Hart is in no way disparaging Lohan. In fact, she thinks Lohan is talented, calling her a true "star." But the diminutive potty trainer is amazed at just how much the competition among the Internet tabloid press has changed in just a few short years.

"Just since Mason was born two years ago I didn't have any paparazzi following me trying to snap pictures of my son," Hart said. "Ever since I had Brady [in March], I had one paparazzi shove a camera through me and my friend into his stroller so she could snap a picture of him."

As if that wasn't bad enough, photographers followed her family to the local Starbucks.

"Sixteen of them followed me five blocks taking the same picture of my husband, me, and my two boys walking the stroller down the street," Hart said. "I don't know what they're trying to catch or why they had to follow us all these blocks but they probably could have gotten the shot in 10 seconds and gone and sold it.

"Never did I have them follow me before," she added. "Even, like, in the height of my career."
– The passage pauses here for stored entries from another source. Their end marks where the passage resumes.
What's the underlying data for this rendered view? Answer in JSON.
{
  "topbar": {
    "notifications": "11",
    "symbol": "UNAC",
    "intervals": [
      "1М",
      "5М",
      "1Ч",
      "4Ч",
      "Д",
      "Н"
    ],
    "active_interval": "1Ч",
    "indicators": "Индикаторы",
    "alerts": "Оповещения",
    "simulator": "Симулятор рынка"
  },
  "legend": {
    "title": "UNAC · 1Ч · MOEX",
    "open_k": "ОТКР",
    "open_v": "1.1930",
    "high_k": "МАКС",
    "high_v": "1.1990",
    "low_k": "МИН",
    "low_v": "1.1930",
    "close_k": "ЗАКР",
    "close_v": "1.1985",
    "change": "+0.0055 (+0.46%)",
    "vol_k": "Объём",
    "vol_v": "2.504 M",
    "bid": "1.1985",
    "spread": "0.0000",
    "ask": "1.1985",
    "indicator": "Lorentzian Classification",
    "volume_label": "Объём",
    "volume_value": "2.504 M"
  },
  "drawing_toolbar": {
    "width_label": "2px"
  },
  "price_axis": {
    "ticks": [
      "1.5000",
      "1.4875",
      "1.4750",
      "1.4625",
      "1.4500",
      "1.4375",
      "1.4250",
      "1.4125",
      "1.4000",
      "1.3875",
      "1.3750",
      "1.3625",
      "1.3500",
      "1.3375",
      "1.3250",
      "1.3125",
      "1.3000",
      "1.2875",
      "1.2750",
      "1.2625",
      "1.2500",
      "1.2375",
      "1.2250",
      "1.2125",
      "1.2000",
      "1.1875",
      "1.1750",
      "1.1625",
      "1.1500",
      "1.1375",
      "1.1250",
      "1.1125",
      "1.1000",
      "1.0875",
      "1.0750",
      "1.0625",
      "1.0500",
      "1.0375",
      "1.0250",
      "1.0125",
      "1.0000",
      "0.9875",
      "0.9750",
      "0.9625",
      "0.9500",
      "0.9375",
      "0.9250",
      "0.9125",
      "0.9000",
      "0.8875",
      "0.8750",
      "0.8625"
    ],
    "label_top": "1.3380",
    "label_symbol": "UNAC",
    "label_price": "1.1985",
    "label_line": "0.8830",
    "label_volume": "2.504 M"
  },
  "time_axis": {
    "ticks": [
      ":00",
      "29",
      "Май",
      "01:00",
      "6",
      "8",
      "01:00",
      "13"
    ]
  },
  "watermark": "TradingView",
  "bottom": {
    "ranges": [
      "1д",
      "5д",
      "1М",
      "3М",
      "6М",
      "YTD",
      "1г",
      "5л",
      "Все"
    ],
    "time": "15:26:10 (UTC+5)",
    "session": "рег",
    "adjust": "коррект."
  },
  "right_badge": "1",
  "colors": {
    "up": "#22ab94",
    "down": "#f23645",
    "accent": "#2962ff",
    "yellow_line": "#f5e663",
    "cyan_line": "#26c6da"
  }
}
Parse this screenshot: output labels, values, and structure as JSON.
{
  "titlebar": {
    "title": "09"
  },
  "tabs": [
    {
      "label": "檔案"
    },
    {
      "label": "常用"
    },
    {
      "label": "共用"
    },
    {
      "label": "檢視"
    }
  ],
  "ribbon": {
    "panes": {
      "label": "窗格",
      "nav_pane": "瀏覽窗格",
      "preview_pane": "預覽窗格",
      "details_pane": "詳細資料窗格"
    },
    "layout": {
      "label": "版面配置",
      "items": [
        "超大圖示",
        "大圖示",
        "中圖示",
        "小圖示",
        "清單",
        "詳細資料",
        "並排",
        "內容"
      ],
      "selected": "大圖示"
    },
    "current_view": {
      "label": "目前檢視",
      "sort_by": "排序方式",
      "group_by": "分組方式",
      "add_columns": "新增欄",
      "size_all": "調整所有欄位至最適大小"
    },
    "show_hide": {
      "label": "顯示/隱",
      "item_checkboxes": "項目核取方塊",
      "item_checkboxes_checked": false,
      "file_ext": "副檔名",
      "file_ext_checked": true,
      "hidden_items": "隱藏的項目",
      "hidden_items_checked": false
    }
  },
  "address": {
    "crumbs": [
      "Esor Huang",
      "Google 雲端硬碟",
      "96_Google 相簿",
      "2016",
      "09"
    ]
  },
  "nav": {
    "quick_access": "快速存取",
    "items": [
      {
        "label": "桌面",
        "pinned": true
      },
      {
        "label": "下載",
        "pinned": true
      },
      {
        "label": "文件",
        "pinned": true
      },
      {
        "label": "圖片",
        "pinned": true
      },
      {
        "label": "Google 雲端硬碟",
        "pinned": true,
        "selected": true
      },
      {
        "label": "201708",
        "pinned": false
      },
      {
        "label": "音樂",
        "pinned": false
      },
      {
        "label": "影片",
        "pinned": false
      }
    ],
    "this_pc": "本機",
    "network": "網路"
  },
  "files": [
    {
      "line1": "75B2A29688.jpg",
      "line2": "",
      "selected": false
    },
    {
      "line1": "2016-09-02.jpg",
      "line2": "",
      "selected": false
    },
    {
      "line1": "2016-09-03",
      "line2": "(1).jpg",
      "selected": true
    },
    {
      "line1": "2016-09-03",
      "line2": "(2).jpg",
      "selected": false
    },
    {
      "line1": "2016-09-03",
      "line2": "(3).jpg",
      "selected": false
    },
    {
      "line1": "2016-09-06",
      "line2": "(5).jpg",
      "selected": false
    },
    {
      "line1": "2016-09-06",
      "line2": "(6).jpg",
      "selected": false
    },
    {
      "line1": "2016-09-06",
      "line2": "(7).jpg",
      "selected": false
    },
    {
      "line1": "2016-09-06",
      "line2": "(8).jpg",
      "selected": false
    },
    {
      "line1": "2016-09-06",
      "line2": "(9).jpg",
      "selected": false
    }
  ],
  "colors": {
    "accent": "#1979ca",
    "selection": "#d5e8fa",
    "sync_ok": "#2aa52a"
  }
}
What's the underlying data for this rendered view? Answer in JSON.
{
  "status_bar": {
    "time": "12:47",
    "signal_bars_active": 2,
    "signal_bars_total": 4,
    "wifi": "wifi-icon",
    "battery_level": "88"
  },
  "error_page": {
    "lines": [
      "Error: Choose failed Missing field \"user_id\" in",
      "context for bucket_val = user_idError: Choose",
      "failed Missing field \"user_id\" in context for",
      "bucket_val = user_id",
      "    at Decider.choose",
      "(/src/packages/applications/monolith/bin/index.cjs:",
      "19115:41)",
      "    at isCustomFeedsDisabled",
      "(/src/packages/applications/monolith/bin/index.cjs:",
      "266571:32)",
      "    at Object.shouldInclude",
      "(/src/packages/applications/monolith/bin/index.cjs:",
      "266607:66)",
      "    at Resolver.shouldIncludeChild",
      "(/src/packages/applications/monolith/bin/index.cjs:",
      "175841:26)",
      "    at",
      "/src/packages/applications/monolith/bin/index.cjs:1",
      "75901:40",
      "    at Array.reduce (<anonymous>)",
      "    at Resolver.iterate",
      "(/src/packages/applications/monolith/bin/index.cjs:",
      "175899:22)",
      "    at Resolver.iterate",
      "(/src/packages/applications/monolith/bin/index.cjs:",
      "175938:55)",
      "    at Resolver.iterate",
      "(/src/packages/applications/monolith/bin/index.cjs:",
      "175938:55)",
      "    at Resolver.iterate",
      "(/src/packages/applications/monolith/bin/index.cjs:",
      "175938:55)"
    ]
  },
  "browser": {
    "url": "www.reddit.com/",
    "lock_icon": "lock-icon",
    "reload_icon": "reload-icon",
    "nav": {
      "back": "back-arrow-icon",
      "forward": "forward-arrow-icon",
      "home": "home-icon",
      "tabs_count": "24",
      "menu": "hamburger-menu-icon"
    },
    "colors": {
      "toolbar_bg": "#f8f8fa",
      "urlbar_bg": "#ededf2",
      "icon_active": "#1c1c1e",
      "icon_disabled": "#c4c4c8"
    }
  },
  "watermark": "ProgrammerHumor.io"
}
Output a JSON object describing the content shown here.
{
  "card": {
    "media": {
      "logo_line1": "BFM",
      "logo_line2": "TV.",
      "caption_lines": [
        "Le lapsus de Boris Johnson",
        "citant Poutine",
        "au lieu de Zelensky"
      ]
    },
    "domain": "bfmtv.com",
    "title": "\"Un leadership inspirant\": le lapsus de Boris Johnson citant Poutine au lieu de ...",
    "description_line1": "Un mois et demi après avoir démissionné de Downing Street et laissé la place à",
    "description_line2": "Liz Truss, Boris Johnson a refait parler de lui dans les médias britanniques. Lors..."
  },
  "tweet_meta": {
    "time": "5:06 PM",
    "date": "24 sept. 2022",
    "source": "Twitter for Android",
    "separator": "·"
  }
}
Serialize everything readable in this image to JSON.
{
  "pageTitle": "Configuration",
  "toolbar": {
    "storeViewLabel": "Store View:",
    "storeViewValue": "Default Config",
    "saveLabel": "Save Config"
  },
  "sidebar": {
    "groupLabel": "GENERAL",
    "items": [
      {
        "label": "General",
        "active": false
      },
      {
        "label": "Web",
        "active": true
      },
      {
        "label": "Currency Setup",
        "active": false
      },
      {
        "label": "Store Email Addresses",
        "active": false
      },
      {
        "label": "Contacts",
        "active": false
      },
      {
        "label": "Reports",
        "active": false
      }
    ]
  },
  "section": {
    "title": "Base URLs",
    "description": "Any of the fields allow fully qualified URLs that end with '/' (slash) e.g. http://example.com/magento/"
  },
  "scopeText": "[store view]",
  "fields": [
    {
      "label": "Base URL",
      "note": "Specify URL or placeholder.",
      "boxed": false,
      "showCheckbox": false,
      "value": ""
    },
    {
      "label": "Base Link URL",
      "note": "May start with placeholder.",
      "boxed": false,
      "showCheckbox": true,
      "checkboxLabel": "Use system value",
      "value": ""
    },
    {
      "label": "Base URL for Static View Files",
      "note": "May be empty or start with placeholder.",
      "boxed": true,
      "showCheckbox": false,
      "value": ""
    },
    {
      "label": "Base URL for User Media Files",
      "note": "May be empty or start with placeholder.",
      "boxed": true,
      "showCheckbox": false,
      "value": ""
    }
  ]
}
But Hart has found room in her heart for the guerrilla celebrity snappers.

"When you're out there sometimes they are your friends," she said. "Sometimes you have to rely on them when you're all by yourself and you're in a situation. They're like, 'Hey, watch out for that step.'" Or 'Here, let me help you get that bag you dropped.' They can be kind of helpful."

For that reason alone, Hart believes "every celebrity girl" should have her own "guardian paparazzi."